07.10.2008
Entre chiens et loups
Je vais acheter des bougies. Je le vois en train de pisser contre un mur: "écarte les cuisses, j'arrive sale pute". Il pleut, on a plus d'électricité alors j'entoure ma bougie de plastique. La flamme vacille mais ne s'éteint pas.
Chez l'autre on ne peut pas dormir quand il pleut. Il attend, abrité, que la pluie se calme. "Viens Louise, j'ai à manger". Ici, pas besoin de mendier, il y a la famille.

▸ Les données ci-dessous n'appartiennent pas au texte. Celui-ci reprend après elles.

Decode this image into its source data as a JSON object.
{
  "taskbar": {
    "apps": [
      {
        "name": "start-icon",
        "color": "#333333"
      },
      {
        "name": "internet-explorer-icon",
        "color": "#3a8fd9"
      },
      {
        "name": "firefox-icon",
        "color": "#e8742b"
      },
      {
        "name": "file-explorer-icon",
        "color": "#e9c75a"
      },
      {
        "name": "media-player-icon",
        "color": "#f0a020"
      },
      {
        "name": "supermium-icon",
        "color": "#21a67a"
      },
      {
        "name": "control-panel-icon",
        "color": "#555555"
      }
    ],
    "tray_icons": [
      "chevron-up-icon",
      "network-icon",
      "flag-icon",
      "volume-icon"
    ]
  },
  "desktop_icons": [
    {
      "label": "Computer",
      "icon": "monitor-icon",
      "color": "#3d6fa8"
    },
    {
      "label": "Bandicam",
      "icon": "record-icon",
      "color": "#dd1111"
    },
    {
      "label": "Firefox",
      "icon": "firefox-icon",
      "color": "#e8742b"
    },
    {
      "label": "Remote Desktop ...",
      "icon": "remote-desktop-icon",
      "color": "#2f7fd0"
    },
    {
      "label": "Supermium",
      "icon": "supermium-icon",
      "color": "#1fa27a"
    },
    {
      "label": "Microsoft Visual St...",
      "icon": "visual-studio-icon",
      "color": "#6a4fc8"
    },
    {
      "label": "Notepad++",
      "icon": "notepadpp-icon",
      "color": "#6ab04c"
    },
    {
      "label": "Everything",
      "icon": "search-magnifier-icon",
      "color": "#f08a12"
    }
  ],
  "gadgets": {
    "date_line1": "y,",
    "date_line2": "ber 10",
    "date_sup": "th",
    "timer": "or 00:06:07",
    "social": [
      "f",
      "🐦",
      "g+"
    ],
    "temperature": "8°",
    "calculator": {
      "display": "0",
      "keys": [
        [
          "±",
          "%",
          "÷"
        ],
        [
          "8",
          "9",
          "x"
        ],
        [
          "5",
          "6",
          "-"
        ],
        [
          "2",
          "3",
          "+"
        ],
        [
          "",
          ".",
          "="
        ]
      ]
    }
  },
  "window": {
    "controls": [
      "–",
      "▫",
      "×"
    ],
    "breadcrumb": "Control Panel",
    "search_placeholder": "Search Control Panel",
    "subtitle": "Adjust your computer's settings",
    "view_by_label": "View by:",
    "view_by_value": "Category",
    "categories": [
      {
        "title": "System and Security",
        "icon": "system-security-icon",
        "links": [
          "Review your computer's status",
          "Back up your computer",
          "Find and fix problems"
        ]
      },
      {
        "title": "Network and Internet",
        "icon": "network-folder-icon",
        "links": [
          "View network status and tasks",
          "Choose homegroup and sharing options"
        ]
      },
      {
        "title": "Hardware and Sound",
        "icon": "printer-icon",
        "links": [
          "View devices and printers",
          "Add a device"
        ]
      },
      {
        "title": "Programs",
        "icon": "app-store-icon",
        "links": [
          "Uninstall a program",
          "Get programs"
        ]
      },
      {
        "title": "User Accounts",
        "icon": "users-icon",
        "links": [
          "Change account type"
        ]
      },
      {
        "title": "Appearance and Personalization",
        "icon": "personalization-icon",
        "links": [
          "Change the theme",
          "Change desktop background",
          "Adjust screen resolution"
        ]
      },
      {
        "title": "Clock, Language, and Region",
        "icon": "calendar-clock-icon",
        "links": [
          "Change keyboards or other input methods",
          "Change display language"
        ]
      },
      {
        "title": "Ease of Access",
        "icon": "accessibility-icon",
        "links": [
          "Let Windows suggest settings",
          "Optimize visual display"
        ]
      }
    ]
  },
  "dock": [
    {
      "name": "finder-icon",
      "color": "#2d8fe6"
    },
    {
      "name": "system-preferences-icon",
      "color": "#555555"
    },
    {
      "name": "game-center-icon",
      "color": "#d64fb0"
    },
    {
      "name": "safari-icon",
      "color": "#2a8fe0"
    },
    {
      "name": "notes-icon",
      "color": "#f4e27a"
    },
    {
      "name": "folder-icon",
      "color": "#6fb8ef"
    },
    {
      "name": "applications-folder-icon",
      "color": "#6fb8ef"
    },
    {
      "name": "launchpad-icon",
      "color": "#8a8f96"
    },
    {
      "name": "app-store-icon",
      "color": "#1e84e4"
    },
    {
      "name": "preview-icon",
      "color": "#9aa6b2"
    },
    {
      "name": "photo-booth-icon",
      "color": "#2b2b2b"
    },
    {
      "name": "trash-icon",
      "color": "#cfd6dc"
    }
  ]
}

Je tousse, mon palu est guéri mais pas ma bronchite. Un pakistanais tombé amoureux de moi me ramène des antibiotiques.
A l'aéroport, ils ont détaché mon collier. J'ai eu à nouveau faim, à nouveau froid mais j'étais à nouveau libre.
"Tu es la fille de Bob Denard"
J'ai vu les enfants des rues, comme des ombres qui mendiaient un peu d'héroine. Des phazers comme on dit ici. J'ai retrouvé ma famille: putes, tox, apatrides, sans papiers.
Je suis assise sur une marche, je regarde la pluie tomber, à coté de moi, mon frère. Je lui raconte ma galère, lui raconte comment il s'est fait enroler de force quand il était gamin. Je n'ai plus peur.
Je suis redevenue un loup, je rode comme avant. Je peux passer cinq heures à parler à la lune.
Enveloppée de mon manteau de nuit, je vois ma mère la lune, je suis avec mes frères, j'ai mangé et il me reste encore quelques cigarettes.
L'autre nous invite à venir assister à son combat de boxe. On accepte avec joie. On ira voir ça dimanche et puis on ira jouer au foot après. On est comme des gosses.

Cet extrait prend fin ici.